Economia & Impresa sociale 

Le 6 innovazioni che servono alla cooperazione sociale

L'intervento del presidente di Federsolidarietà: «Abbiamo l'occasione storica di dimostrare che le cooperative sociali hanno la capacità di conciliare la risposta al mutare delle esigenze e, allo stesso tempo, sostenere la risposta degli Stati sempre più in affanno sul piano delle risorse e del consenso sulle capacità di spesa per il welfare»

di Giuseppe Guerini

Le cooperative sociali di servizio, che operano nei paesi occidentali oggi hanno due grandi sfide da affrontare: il tema della non autosufficienza e quello dell'accoglienza e inclusione delle persone migranti. L'invecchiamento della popolazione, la forte crescita delle persone non autosufficienti e il disequilibrio demografico, accompagnati dalle trasformazioni del lavoro, ci pongo davanti alla enorme esigenza di soddisfare i nuovi e crescenti bisogni riuscendo a trovare forme e modi per garantire un sistema socio sanitario economicamente sostenibile.

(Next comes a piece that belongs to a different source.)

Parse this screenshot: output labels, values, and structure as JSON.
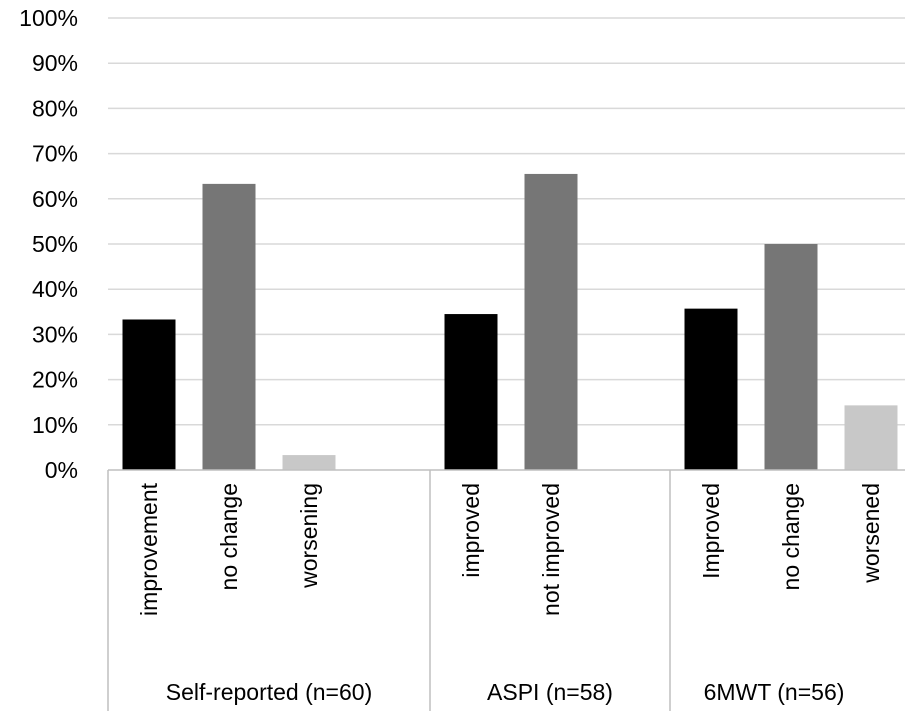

Questa sfida è anche una grande opportunità per le cooperative per fare innovazione e sopratutto innovazione sociale. In un certo senso abbiamo la possibilità di dimostrare che le cooperative sociali hanno la capacità di conciliare la risposta al mutare delle esigenze e, allo stesso tempo, sostenere la risposta degli Stati sempre più in affanno sul piano delle risorse e del consenso sulle capacità di spesa per il welfare.

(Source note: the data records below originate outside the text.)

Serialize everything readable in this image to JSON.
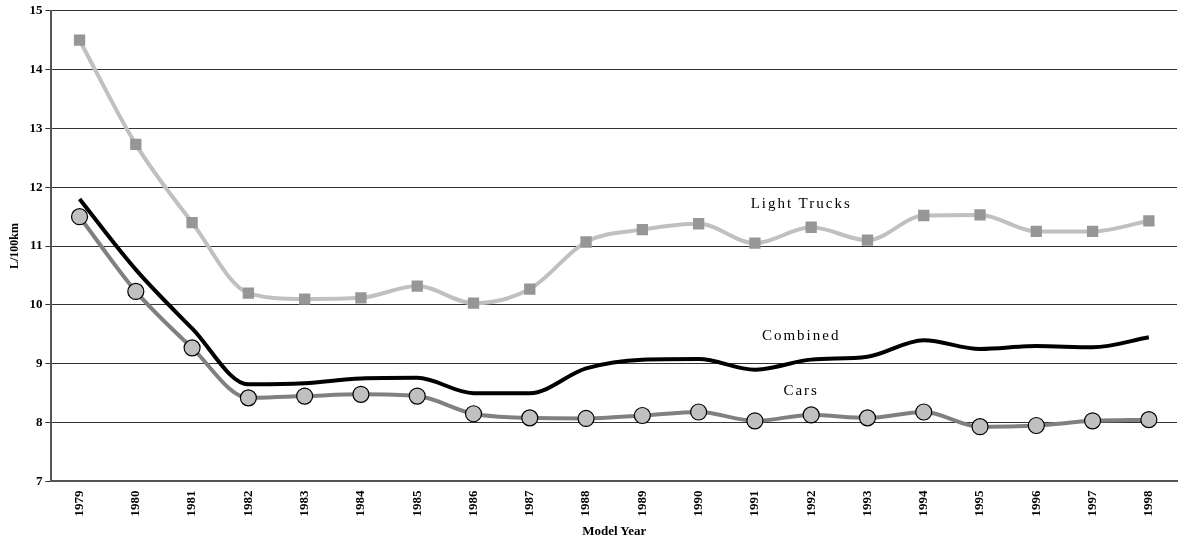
{
  "chart_data": {
    "type": "line",
    "xlabel": "Model Year",
    "ylabel": "L/100km",
    "categories": [
      "1979",
      "1980",
      "1981",
      "1982",
      "1983",
      "1984",
      "1985",
      "1986",
      "1987",
      "1988",
      "1989",
      "1990",
      "1991",
      "1992",
      "1993",
      "1994",
      "1995",
      "1996",
      "1997",
      "1998"
    ],
    "ylim": [
      7,
      15
    ],
    "yticks": [
      7,
      8,
      9,
      10,
      11,
      12,
      13,
      14,
      15
    ],
    "grid": "y",
    "legend": false,
    "series": [
      {
        "name": "Light Trucks",
        "color": "#c0c0c0",
        "marker": "square",
        "values": [
          14.5,
          12.73,
          11.4,
          10.2,
          10.1,
          10.12,
          10.32,
          10.03,
          10.27,
          11.07,
          11.28,
          11.38,
          11.05,
          11.32,
          11.1,
          11.52,
          11.53,
          11.25,
          11.25,
          11.43
        ]
      },
      {
        "name": "Combined",
        "color": "#000000",
        "marker": "none",
        "values": [
          11.8,
          10.6,
          9.6,
          8.65,
          8.67,
          8.75,
          8.76,
          8.5,
          8.5,
          8.92,
          9.07,
          9.08,
          8.9,
          9.07,
          9.12,
          9.4,
          9.25,
          9.3,
          9.28,
          9.45
        ]
      },
      {
        "name": "Cars",
        "color": "#808080",
        "marker": "circle",
        "values": [
          11.5,
          10.23,
          9.27,
          8.42,
          8.45,
          8.48,
          8.45,
          8.15,
          8.08,
          8.07,
          8.12,
          8.18,
          8.03,
          8.13,
          8.08,
          8.18,
          7.93,
          7.95,
          8.03,
          8.05
        ]
      }
    ]
  }
}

Occorre chiamarsi fuori dalla logica in cui i governi locali e le amministrazioni municipali, identificano bisogno e poi affidano alle cooperative le gestioni in una mera logica di erogazione di prestazioni standardizzate

Di fronte a queste sfide le cooperative devono agire su almeno sei livelli di innovazione:

  • Condividere con i beneficiari dei servizi, sempre maggiori responsabilità e aumentando i livelli di partecipazione e condivisione in cooperative che devono essere sempre più capaci di aggregare diversi portatori di interesse.
  • Promuovere collaborazioni con organizzazioni espressione delle comunità locali: volontari, associazioni , fondazioni e imprese;
  • Innovare le forme di regolazione e di gestione dei contratti con le pubbliche amministrazioni e in particolare con le autorità locali.
  • Ricercare fonti e risorse finanziarie differenziate per i servizi, spingendo molto sul metodo cooperativo e con una forte rivalutazione del modello mutualistico.
  • Lavorare molto sull' integrazione tra servizi sanitari e forme di assistenza sociale.
  • Introdurre nelle cooperative che fanno servizi di welfare le nuove tecnologie, perché non c'é solo solo l'industria 4.0 ma serve promuovere anche un welfare 4.0.

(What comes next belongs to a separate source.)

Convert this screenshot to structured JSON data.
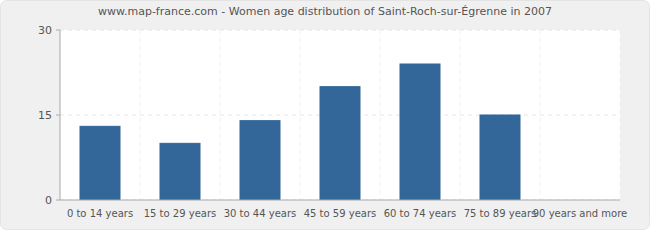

Attraverso queste innovazioni possiamo essere più capaci e credibili nel proporre l'uscita della logica in cui i governi locali e le amministrazioni municipali, identificano bisogno e poi affidano alle cooperative le gestioni in una mera logica di erogazione di prestazioni standardizzate. Occorre invece agire con lo strumento cooperativo per raggiungere una prospettiva in cui tra governi locali e cooperative si sviluppi una logica di programmazione comunitaria .

Questo non significa agire al di fuori delle regole o superare le "gare a evidenza pubblica" , ma attivare nuove procedure capaci di valorizzare la dimensione relazionale e mutualista che è insita in ogni relazione di cura e quindi in ogni servizio di welfare. La dimensione relazionale del lavoro di cura tuttavia non è un indicatore che si può misurare con la logica della concorrenza, anche perché la concorrenza non è necessariamente sinonimo di trasparenza e imparzialità.

Queste forme di regolazione delle relazioni pubblico privato, là dove sono state attuate, hanno permesso di realizzare servizi che da processi di cura standardizzati sono evoluti verso forme più personalizzate sperimentando interventi come i "custodi sociali" e gli infermieri di comunità.